Oh the many gems compliments of the California gentleman. First, we have the idea of an “unfunded cost” of a tax cut. This may be a residual slip from previous attempts to prevent an AMT-based tax hike by raising taxes, which only makes sense in certain Washington circles. Only an increase in spending can be unfunded. Tax cuts unfund government.

Then there’s the idea that by letting citizens keep more of their own money, government is “giving away all this money,” implying that the money really belongs to the government in the first place. We used to call that communism, but we don’t do that in polite circles anymore. Whether rich or poor, it’s their money first, Congressman.

Perhaps the most pernicious of all is his notion that by raising taxes on the rich we can solve the problem with Medicare for the next 75 years. The good news is that this may be the first recorded instance in which Stark publicly admits that Medicare even has a problem. We have no polling on this, but Stark’s belated admission could make agreement on that point unanimous, finally.

But he really needs to be more careful with his numbers.

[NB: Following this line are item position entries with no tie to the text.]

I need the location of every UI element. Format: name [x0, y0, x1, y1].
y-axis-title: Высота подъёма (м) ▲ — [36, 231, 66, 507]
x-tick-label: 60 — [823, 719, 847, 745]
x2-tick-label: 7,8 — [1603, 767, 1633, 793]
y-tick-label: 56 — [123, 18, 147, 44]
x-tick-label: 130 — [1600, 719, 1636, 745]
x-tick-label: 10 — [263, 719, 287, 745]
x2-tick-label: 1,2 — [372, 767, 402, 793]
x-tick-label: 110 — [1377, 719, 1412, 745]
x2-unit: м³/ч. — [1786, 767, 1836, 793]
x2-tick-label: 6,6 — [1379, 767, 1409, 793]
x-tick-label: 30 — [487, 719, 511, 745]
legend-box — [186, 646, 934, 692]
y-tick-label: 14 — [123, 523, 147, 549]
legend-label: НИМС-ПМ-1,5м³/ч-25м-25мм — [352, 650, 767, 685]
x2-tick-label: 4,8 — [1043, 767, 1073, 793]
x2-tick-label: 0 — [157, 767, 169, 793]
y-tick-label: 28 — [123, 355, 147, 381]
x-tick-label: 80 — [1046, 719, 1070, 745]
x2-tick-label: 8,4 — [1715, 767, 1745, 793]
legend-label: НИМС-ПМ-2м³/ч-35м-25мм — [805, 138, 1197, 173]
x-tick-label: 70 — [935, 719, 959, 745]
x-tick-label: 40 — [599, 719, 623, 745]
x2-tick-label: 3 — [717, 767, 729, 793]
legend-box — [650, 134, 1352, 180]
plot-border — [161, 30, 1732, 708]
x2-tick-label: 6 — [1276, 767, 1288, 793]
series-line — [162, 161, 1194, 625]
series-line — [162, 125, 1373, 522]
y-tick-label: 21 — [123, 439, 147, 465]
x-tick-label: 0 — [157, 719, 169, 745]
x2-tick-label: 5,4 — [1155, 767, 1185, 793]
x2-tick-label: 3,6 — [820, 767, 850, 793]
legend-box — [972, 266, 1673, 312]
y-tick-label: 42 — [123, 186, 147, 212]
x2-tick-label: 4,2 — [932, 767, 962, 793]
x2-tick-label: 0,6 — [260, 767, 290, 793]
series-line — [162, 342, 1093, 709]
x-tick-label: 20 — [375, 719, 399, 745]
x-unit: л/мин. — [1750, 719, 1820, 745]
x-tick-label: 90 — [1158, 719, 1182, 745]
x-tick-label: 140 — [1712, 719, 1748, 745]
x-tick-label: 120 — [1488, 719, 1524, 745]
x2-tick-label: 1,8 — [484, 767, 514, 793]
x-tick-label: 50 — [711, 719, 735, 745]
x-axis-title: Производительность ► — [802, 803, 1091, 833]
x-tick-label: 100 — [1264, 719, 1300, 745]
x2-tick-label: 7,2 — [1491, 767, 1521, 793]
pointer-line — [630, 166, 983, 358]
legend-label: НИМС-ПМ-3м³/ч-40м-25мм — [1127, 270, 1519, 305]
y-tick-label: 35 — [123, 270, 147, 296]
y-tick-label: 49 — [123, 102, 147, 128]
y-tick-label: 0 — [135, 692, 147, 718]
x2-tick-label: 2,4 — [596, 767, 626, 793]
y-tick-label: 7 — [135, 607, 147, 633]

According to the Congressional Budget Office, Medicare spending is slated to rise from 2.7% of Gross Domestic Product in 2007 to 15.6% of GDP in 2082. To put that in perspective, it is almost twice the total of Social Security, Medicare, and Medicaid spending in 2007. No amount of taxation of the rich is going to make up a difference equal to nearly 13% of our economy — unless as many suppose, Stark intends to define the rich as anyone not in poverty, a definition the middle class may not appreciate.